In: Economics
write an essay on formal and informal credit markets in Kenya
It is claimed that financial markets in Africa are rather fragmented, creating formal & informal arrangements.
Whilst formal financial establishments are controlled by the CMA, informal financial establishments are outside the CMA’s supervisory control.
IFMs comprise of Shylocks, pawn brokers, traders etc.
Formal and informal financial institutions serve various clientele with no links amongst the clientele served. It is thus not clear whether the prevalence of IFMs presents an issue or a solution to the fragmentation of the financial markets in Africa.

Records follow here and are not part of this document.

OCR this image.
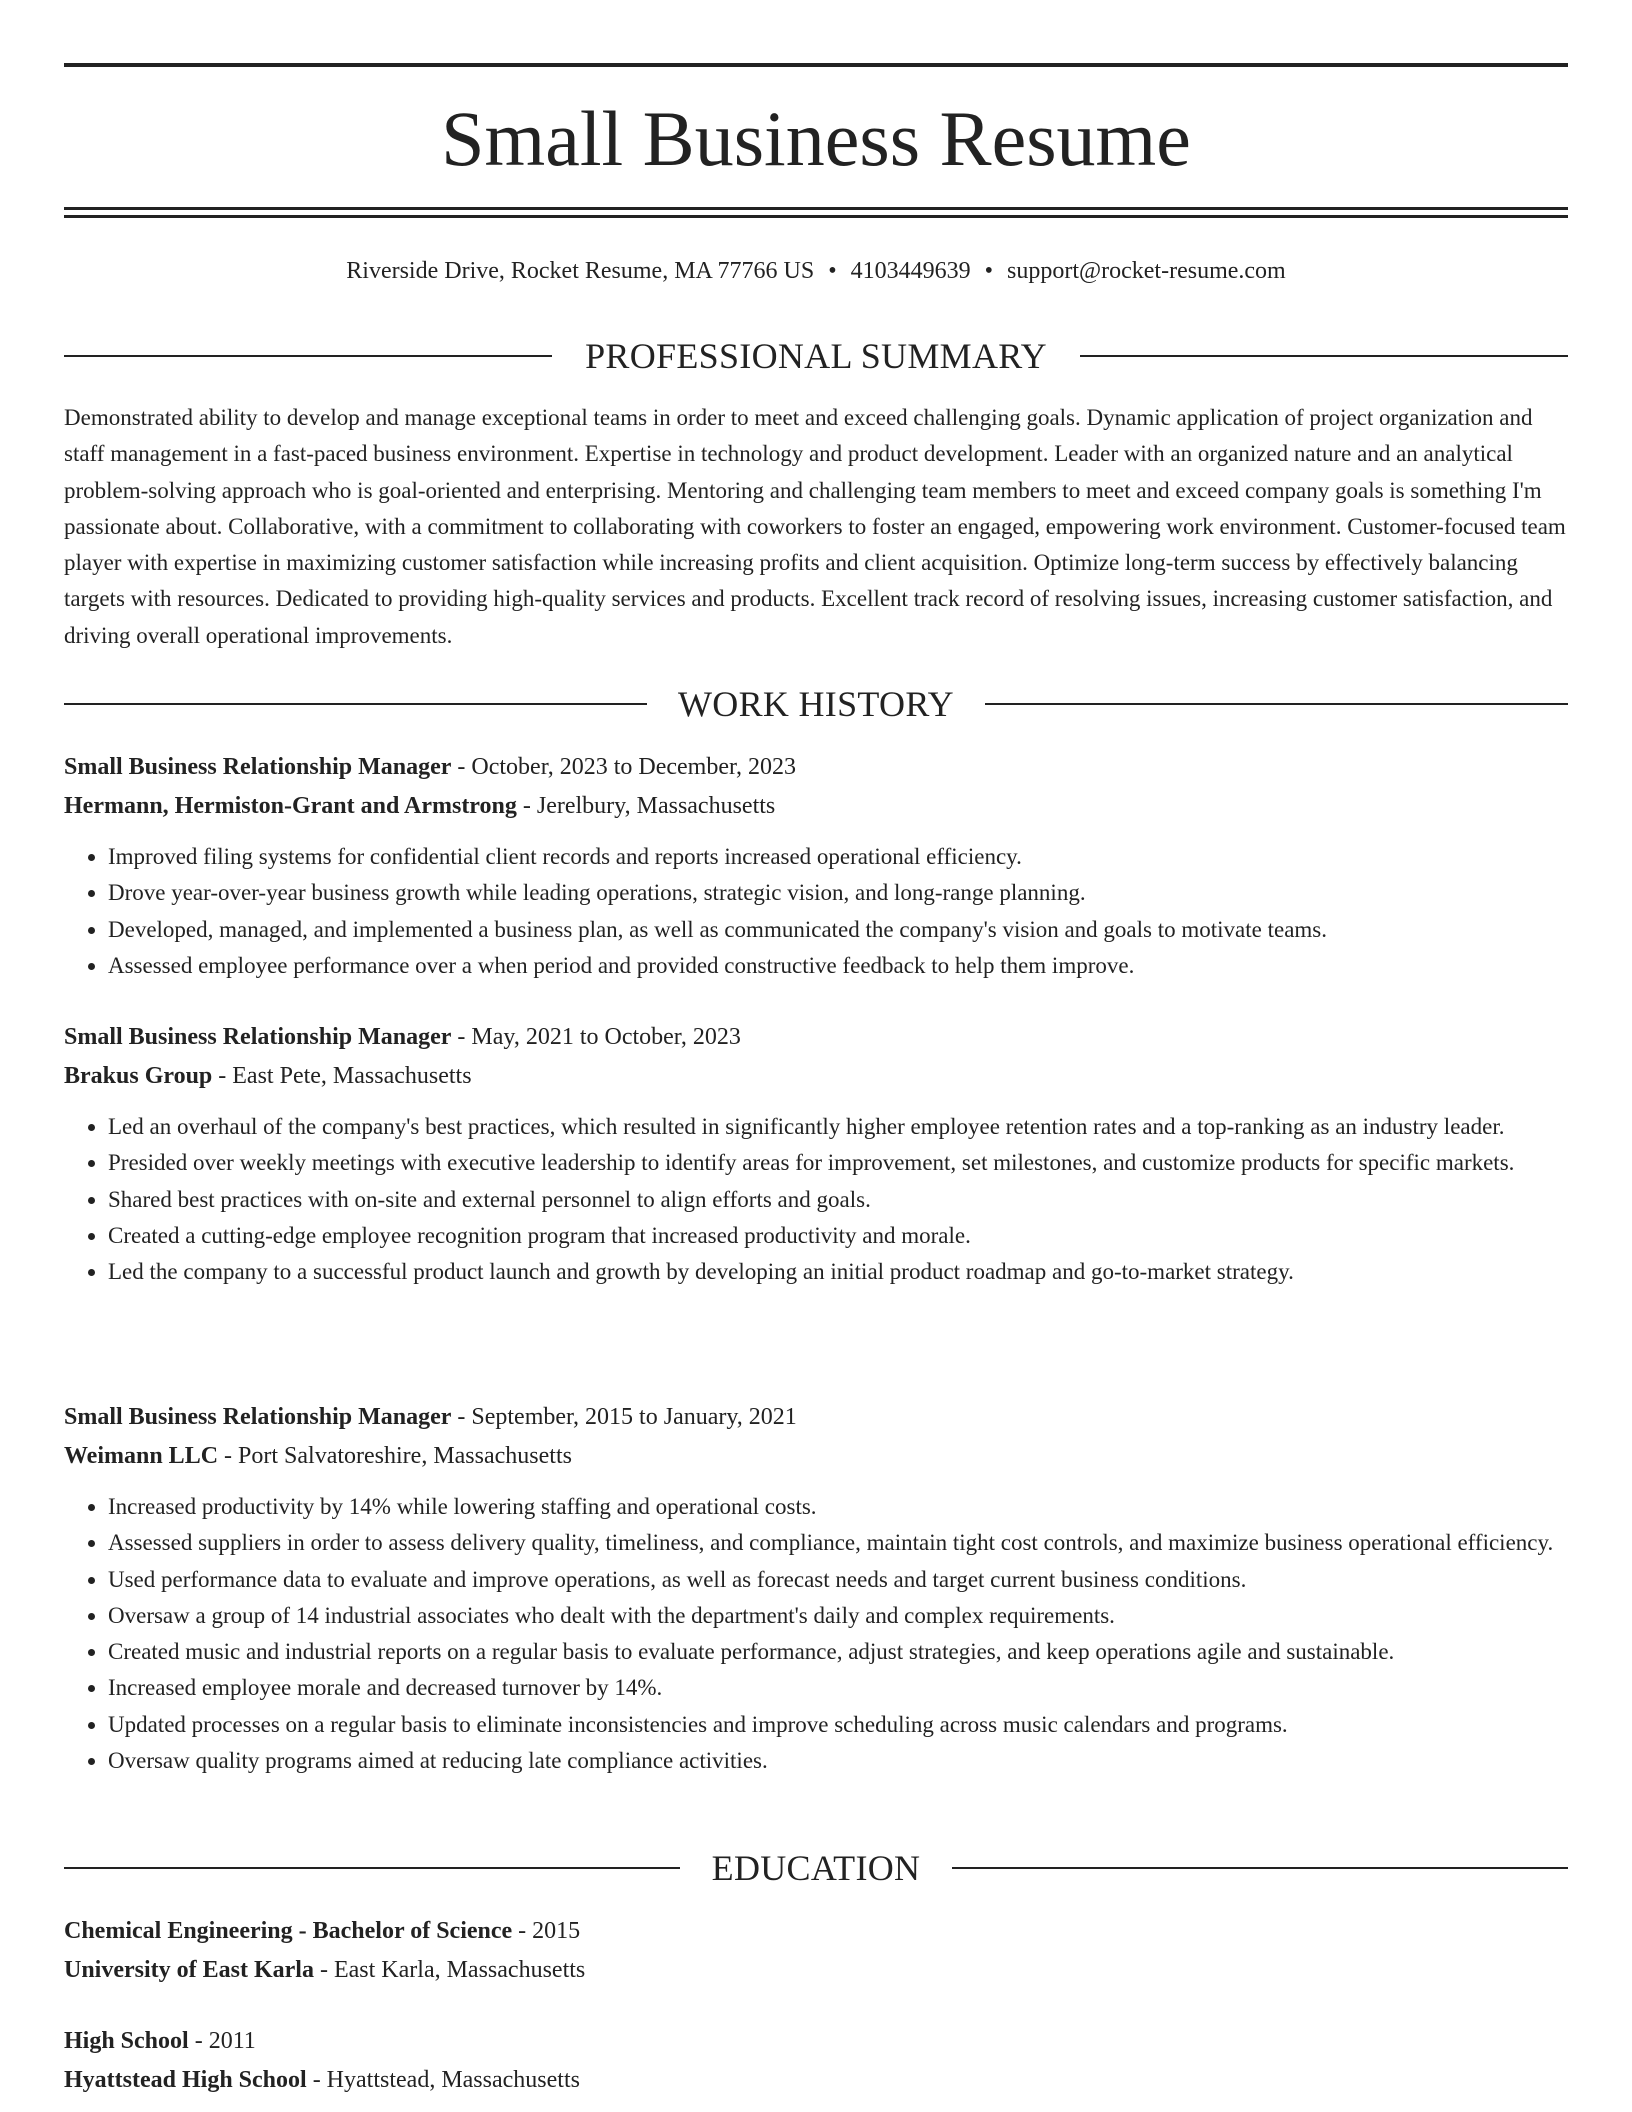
Small Business Resume
Riverside Drive, Rocket Resume, MA 77766 US • 4103449639 • support@rocket-resume.com
PROFESSIONAL SUMMARY

Demonstrated ability to develop and manage exceptional teams in order to meet and exceed challenging goals. Dynamic application of project organization and staff management in a fast-paced business environment. Expertise in technology and product development. Leader with an organized nature and an analytical problem-solving approach who is goal-oriented and enterprising. Mentoring and challenging team members to meet and exceed company goals is something I'm passionate about. Collaborative, with a commitment to collaborating with coworkers to foster an engaged, empowering work environment. Customer-focused team player with expertise in maximizing customer satisfaction while increasing profits and client acquisition. Optimize long-term success by effectively balancing targets with resources. Dedicated to providing high-quality services and products. Excellent track record of resolving issues, increasing customer satisfaction, and driving overall operational improvements.

WORK HISTORY
Small Business Relationship Manager - October, 2023 to December, 2023
Hermann, Hermiston-Grant and Armstrong - Jerelbury, Massachusetts
• Improved filing systems for confidential client records and reports increased operational efficiency.
• Drove year-over-year business growth while leading operations, strategic vision, and long-range planning.
• Developed, managed, and implemented a business plan, as well as communicated the company's vision and goals to motivate teams.
• Assessed employee performance over a when period and provided constructive feedback to help them improve.
Small Business Relationship Manager - May, 2021 to October, 2023
Brakus Group - East Pete, Massachusetts
• Led an overhaul of the company's best practices, which resulted in significantly higher employee retention rates and a top-ranking as an industry leader.
• Presided over weekly meetings with executive leadership to identify areas for improvement, set milestones, and customize products for specific markets.
• Shared best practices with on-site and external personnel to align efforts and goals.
• Created a cutting-edge employee recognition program that increased productivity and morale.
• Led the company to a successful product launch and growth by developing an initial product roadmap and go-to-market strategy.
Small Business Relationship Manager - September, 2015 to January, 2021
Weimann LLC - Port Salvatoreshire, Massachusetts
• Increased productivity by 14% while lowering staffing and operational costs.
• Assessed suppliers in order to assess delivery quality, timeliness, and compliance, maintain tight cost controls, and maximize business operational efficiency.
• Used performance data to evaluate and improve operations, as well as forecast needs and target current business conditions.
• Oversaw a group of 14 industrial associates who dealt with the department's daily and complex requirements.
• Created music and industrial reports on a regular basis to evaluate performance, adjust strategies, and keep operations agile and sustainable.
• Increased employee morale and decreased turnover by 14%.
• Updated processes on a regular basis to eliminate inconsistencies and improve scheduling across music calendars and programs.
• Oversaw quality programs aimed at reducing late compliance activities.
EDUCATION
Chemical Engineering - Bachelor of Science - 2015
University of East Karla - East Karla, Massachusetts
High School - 2011
Hyattstead High School - Hyattstead, Massachusetts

Historically, fund lenders were considered parasites who exploited poor peasants because of the high interest they charged.
But how many can avail funding from banks? Currently, informal lenders give effectual financial services to a huge clientele which is ignored by the formal sector. In several developing nations, the informal sector constitute 60% of total lending.
Despite the role played by IFMs, few studies claim that easing restrictive policies can enlarge the formal sector leading to the eradication of informal lending. This claim isn’t in touch with grassroots actuality.
Financial dealings involve the exchange of funds in the present for a promise of future payment. But, most lenders lack the capability to ascertain whether a borrower will really pay.
This issue is due to info asymmetry, moral hazards & adverse selection in credit markets.
Info asymmetry happens where one of the sides to a financial dealing has more info than the other.
Adverse selection happens when there is a lack of symmetric info prior to a transaction between the borrower & the lender.
On the other hand, moral hazard happens when there is asymmetric info between the 2 parties & behavioural change of one side (mostly, the borrower) after the lending deal has been concluded.
As demand for loans exceeds loan supply, moral hazard augment causing lenders to employ non-price rationing instead of increase interest rates.
Info asymmetry is prevalent in low-income nations where info flow is restricted and financial info is lacking or expensive to obtain.
Information collection expenses for big financial institutions keep increasing causing lenders to turn away from the market. This creates prospects for informal financiers who can simply gather info at low cost utilizing local networks.